You can’t get through life just by gritting your teeth, but Tom Thibodeau is giving it a try. The stories are old hat by now: no wife or kids, few if any outside interests, lived in a hotel a fifteen-minute drive from the United Center during his five seasons in Chicago, unwinds from the stress of a game by watching game tape for hours and hours. Reporters and colleagues remarked that he seemed a lot healthier during his one-year sabbatical. He dropped some weight, got his voice back, and stopped sweating vegetable oil. Of course, he was never going to stay away for long. He’s addicted to the job’s anguish. Who knows if he’s ever happy for more than a fleeting moment, but he is at least in his element growling half-heard defensive instructions or two housed pots of coffee into a film session. If you were feeling starry-eyed, you could say he believes in the salvational power of work. If you really inspect him, though—see that he looks like he’s been to hell and back, and that hell is made of spare ribs—you might come to the conclusion Thibs is only alive when he’s at the end of his rope.

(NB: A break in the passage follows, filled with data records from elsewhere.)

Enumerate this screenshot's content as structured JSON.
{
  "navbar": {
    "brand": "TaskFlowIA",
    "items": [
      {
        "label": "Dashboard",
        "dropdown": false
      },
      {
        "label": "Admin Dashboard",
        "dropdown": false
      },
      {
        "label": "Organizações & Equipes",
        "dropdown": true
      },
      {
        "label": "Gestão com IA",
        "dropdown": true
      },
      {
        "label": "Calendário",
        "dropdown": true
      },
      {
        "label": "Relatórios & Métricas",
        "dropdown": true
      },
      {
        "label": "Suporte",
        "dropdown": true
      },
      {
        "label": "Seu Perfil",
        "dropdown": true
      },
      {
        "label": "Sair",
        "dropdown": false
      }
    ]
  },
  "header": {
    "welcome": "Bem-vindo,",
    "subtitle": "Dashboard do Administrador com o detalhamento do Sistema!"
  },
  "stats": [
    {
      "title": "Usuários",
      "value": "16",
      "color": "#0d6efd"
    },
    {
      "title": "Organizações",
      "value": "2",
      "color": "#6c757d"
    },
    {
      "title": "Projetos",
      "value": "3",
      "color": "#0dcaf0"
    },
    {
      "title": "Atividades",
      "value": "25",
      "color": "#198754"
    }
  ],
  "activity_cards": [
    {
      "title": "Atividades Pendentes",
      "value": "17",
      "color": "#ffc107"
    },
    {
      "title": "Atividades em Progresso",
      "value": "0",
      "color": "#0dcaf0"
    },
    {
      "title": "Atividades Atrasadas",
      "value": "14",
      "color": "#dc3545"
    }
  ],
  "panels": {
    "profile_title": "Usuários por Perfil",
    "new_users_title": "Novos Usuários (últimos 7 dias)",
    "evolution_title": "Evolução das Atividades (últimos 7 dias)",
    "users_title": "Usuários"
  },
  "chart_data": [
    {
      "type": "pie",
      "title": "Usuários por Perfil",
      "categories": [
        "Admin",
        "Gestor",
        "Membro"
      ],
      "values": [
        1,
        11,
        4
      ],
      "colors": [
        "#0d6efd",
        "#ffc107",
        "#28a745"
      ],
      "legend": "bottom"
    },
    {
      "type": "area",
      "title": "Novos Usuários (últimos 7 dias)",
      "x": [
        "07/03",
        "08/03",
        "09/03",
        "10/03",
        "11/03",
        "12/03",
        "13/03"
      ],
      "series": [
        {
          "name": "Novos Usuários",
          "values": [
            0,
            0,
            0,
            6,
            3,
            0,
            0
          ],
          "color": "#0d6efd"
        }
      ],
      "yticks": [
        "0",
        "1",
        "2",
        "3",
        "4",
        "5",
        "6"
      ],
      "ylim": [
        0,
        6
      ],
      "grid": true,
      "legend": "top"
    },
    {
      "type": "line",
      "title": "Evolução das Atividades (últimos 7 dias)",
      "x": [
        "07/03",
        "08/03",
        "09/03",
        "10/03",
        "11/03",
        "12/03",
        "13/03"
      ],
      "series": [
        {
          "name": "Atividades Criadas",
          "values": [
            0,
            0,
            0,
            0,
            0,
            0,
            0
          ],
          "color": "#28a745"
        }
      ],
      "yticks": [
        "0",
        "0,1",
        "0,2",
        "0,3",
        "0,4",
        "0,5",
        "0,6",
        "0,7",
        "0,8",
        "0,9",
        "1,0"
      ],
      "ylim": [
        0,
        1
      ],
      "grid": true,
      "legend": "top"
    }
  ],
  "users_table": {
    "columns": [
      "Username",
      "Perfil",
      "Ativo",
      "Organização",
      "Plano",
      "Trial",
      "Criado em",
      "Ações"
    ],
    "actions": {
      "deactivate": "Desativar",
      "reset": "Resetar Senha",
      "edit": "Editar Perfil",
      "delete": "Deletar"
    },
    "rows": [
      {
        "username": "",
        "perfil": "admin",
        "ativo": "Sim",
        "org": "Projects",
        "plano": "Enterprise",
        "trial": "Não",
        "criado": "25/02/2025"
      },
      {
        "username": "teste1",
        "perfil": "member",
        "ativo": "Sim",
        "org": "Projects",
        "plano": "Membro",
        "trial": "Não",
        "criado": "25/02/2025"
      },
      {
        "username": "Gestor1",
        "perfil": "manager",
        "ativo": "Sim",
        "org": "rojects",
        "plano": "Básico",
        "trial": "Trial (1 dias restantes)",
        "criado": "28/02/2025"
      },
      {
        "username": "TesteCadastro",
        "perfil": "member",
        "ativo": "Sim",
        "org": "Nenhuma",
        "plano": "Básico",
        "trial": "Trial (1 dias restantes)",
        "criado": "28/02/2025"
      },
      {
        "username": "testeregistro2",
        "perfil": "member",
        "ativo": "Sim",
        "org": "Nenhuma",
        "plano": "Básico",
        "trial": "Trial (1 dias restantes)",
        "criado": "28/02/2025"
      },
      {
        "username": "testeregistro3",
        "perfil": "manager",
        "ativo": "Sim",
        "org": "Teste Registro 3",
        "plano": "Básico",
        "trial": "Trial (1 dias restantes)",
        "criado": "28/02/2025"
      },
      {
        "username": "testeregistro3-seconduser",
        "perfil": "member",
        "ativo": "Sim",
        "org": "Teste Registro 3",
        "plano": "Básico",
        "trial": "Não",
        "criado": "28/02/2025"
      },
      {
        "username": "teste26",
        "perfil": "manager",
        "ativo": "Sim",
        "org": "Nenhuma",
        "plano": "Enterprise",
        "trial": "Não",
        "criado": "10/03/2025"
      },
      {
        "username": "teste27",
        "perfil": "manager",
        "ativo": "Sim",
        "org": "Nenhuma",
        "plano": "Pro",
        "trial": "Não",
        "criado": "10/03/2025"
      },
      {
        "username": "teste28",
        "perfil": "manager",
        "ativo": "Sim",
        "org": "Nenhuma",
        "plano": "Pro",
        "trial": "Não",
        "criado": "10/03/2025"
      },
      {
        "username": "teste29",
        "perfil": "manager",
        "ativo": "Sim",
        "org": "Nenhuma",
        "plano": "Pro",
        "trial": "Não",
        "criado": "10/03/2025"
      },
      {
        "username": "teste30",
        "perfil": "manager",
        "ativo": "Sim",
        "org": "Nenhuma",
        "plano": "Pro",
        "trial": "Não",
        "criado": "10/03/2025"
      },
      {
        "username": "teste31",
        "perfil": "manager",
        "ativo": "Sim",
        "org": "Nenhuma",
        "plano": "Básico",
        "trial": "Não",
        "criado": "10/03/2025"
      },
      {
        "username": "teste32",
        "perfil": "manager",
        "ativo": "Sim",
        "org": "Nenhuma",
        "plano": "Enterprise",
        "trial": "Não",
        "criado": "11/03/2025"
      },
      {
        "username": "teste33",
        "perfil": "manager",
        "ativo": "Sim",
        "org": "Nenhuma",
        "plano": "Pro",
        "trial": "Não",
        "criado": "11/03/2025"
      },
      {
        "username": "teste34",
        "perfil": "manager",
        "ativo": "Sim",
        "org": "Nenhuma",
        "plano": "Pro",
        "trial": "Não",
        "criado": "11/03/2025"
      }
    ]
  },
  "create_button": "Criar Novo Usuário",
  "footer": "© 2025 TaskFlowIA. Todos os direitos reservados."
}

This self-destructive single-mindedness makes him a rich character and really good at what he does, but it also renders him a spiritual nomad. When Thibodeau left Chicago, the fact that he was done dirty by Gar Forman and Jim Paxson overshadowed the reality that it was probably time for him to go, not because he hadn’t achieved enough during his time with the Bulls but because at some point you’ve got to remove the clay from the kiln or it’ll turn to ash. Two summers ago, the Bulls were on the verge of a rebuild—or they should have been anyway; they’re just now enacting one in earnest—and Thibs isn’t a coach you go through a second cycle with. He’s basketball cocaine. He speeds you up doubly and ages you triply. 

The curious thing is, he didn’t take in year one with the Wolves. Chalk it up to a young squad that was being properly coached for the very first time. Thibs has earned the benefit of the doubt. But the Wolves hardly resembled the greasy genius’s Bulls. They were near the bottom of the league, sandwiched between the Knicks and Kings, in defensive rating. They were awful toward the end of games, blowing numerous second-half leads and looking like foals on an ice rink during crunchtime. And strangest of all, Thibodeau had what seemed like his type of player at point guard—Ricky Rubio is a gifted passer with no jumper who can guard two positions ably, more metaphysically circa 2011 Bulls-like than Derrick Rose ever was—yet spent the season trying to trade him, finally succeeding over the summer. What some imagined as a quick renovation has turned out to be a slightly sloggier project. 

Concern hasn’t peaked yet, and it might never get there. Fleecing his ex-employer for Jimmy Butler will do more for Thibodeau’s squad than even his estimable expertise will. Butler will be twenty-eight by the time the season starts. He’s a star right in the thick of his prime. To say he’s a little bit less than elite at everything sounds like faint praise, but the wide breadth of his talent is his greatest strength. You can run the offense through him or have him cut or spot-up off the ball. He can bother all but the quickest point guards and the burliest big men on defense. He’s perennially among the league leaders in minutes per game and has developed into a capable playmaker over the past couple of seasons. He’s a player with only scant flaws. Thibodeau knows how to use him, but he’s also basically impossible to misuse. Butler will score twenty-two points a night and do whatever the rest of the team can’t. 

Thibs will need the boost. The thing about unrelenting hardassery is it quickly becomes unconvincing when it doesn’t yield results. Take Scott Skiles’s career, for instance. He’s been canned midseason three times and lasted just one year in Orlando because once he starts to lose a team, the relationship deteriorates like it’s being depicted in a time-lapse video. Thibodeau evidently has a defter touch than Skiles—there are ex-players who despise that dude—but the same basic principle applies: you can be tyrannical so long as there’s growth. Stalling invites revolt.

Which is why it’s hard to see Tom Thibodeau playing Gregg Popovich to Karl-Anthony Towns’s Tim Duncan. Thibs isn’t much of a humanist—you get the sense he’d plant his perma-throbbing brain into an android body if he could—which means he alienates everyone eventually. He’ll push in Minnesota until there’s a snapping sound, then move on. But in the meantime, many developmental miles separate what the Wolves are and what they have the potential to become. We know how Thibodeau will try to get them there: red-faced rants and hard-won expertise and an embrace of the miserably difficult. He challenges his players to become like him, which is a challenge nobody has yet been totally up to, but they’ve won a lot of games along the way to imperfect Thibs-esque oneness with affliction. This is the season we find out how whether the Wolves are going to lean into or turn away from Thibodeau's madness, if they can see the reward in the struggle.